Voltar às fontes é sempre um gesto importante na vida humana. Quando se perde ou se esquece do sentido do presente, é preciso retornar às origens para se compreender a razão que fundamenta as coisas. Assim também as festas religiosas. Revisitar as suas origens, o sentido de sua existência, a conexão existente com o passado quando as mesmas surgiram alimenta o presente de significado verdadeiro.
Revisitemos, pois, o sentido originário do Natal.
Tudo remonta à cena descrita por São Lucas em seu Evangelho. Único, dentre os quatro evangelistas, a traçar com riqueza de detalhes o cenário, os personagens e, mais do que isso, a mensagem salvífica que a Encarnação do Verbo Eterno anuncia preponderantemente. (cf. Lc, 1).
A origem remonta à linda cena, talvez a mais desenhada, pintada, esculpida, encenada pelos atores e autores das diversas culturas no mundo inteiro. Ali, em uma pequena aldeia pertencente à região de Nazaré, cidade de Belém (Casa do Pão), um choro de criança recém-nascida ecoa os ares da noite. Uma estrela paira sobre o local. Uma família inteira se debruça nos cuidados amorosos para com aquele que foi anunciado pelo Anjo à jovem Maria, meses antes. Uma família acolhe em seu interior o Verbo que se tornou carne, como mais tarde vai lecionar o evangelho teológico de São João. O milagre maior de toda a humanidade está ali concretizado: um filho nos foi dado. (cf. Lc 2, 11)
Chegando ao local, os pastores deram o melhor do que poderiam dar. Suas presenças atentas, seus olhares cheios de esperança, a longa caminhada que empreenderam para ali tão somente contemplar e reverenciar o menino depositado na pobreza da manjedoura, entre os animais do campo, “porque não havia lugar para eles na estalagem”. A simplicidade e a pobreza foi o caminho do primeiro e derradeiro e verdadeiro Natal. Nada de opulências, de excessos, de confusões de qualquer ordem.

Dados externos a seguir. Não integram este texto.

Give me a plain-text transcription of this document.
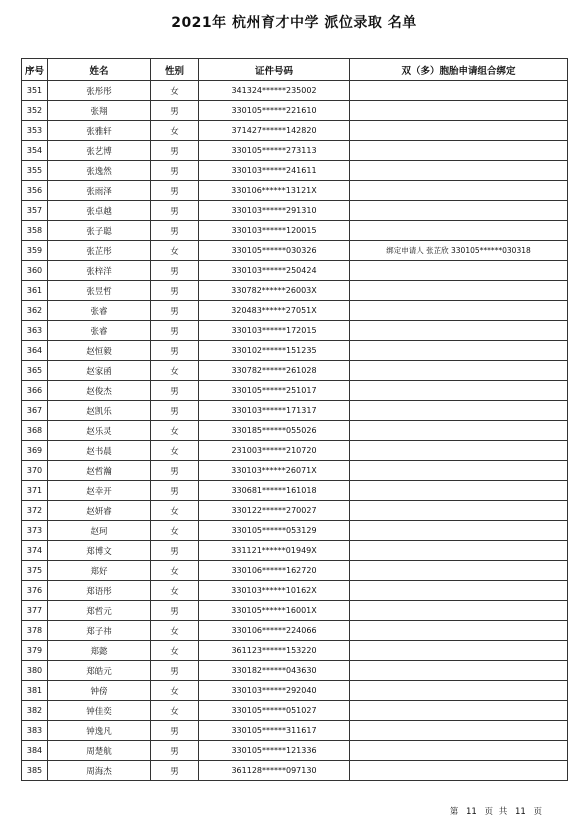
2021年 杭州育才中学 派位录取 名单
序号	姓名	性别	证件号码	双（多）胞胎申请组合绑定
351	张彤彤	女	341324******235002	
352	张翔	男	330105******221610	
353	张雅轩	女	371427******142820	
354	张艺博	男	330105******273113	
355	张逸然	男	330103******241611	
356	张雨泽	男	330106******13121X	
357	张卓越	男	330103******291310	
358	张子聪	男	330103******120015	
359	张芷彤	女	330105******030326	绑定申请人 张芷欣 330105******030318
360	张梓洋	男	330103******250424	
361	张昱哲	男	330782******26003X	
362	张睿	男	320483******27051X	
363	张睿	男	330103******172015	
364	赵恒毅	男	330102******151235	
365	赵家函	女	330782******261028	
366	赵俊杰	男	330105******251017	
367	赵凯乐	男	330103******171317	
368	赵乐灵	女	330185******055026	
369	赵书晨	女	231003******210720	
370	赵哲瀚	男	330103******26071X	
371	赵幸开	男	330681******161018	
372	赵妍睿	女	330122******270027	
373	赵珂	女	330105******053129	
374	郑博文	男	331121******01949X	
375	郑好	女	330106******162720	
376	郑语彤	女	330103******10162X	
377	郑哲元	男	330105******16001X	
378	郑子祎	女	330106******224066	
379	郑懿	女	361123******153220	
380	郑皓元	男	330182******043630	
381	钟傍	女	330103******292040	
382	钟佳奕	女	330105******051027	
383	钟逸凡	男	330105******311617	
384	周楚航	男	330105******121336	
385	周海杰	男	361128******097130	
第 11 页 共 11 页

Três séculos mais tarde, na história do Cristianismo do Oriente, registra-se a presença de um jovem chamado Nicolau. Talvez, sim, a história de São Nicolau, não a de um “papai noel”, devesse ser contada, e recontada e relembrada às crianças, jovens e adultos católicos. Um filho de cristãos abastados ajuda com o que pode a que um comerciante não entregue suas filhas à prostituição, ante a crise que se instalou em sua família e em seus negócios, já que o mesmo não possuía dote para que uma de suas filhas pudesse se casar. Conta a lenda que Nicolau passou em frente à casa do comerciante em apuros e jogou pela janela um saco contendo moedas de ouro e prata e assim o comerciante pôde realizar o casamento de sua filha primogênita. Narra-se que o mesmo aconteceu com as duas outras filhas do mesmo comerciante. A história de São Nicolau é longa e muito interessante. Mais tarde ele se torna bispo da Igreja e para o Cristianismo verdadeira inspiração para que se compreenda o sentido do Natal.
O gesto de celebrar com a presença de São Nicolau como fonte inspiradora do serviço e da caridade fraterna faz com que a noite do dia 24 de Dezembro e as celebrações do dia 25 ganhem um verdadeiro e amplo sentido. É preciso passarmos do “natal dos presentes e das festas” para o Natal da Celebração da verdadeira alegria da Caridade de Deus para com a humanidade inteira, dando-nos Seu próprio Filho para que todo aquele que nele crer não pereça, mas tenha a luz eterna.
Que a Luz do Santo Natal, a Luz que emana da manjedoura de Belém, a Luz que vem do Oriente, encha as noites das famílias de nossa Arquidiocese de beleza, de sentido, de doçura e de paz, tudo isso sinal da verdadeira festa e da alegria que nunca acaba.
Maria, Mãe de Deus, Estrela da Evangelização, interceda junto ao Seu Filho, gerado de seu ventre virginal, para que a humanidade encontre o caminho da paz que os anjos anunciaram nos céus, naquela noite primordial, aurora do mundo novo.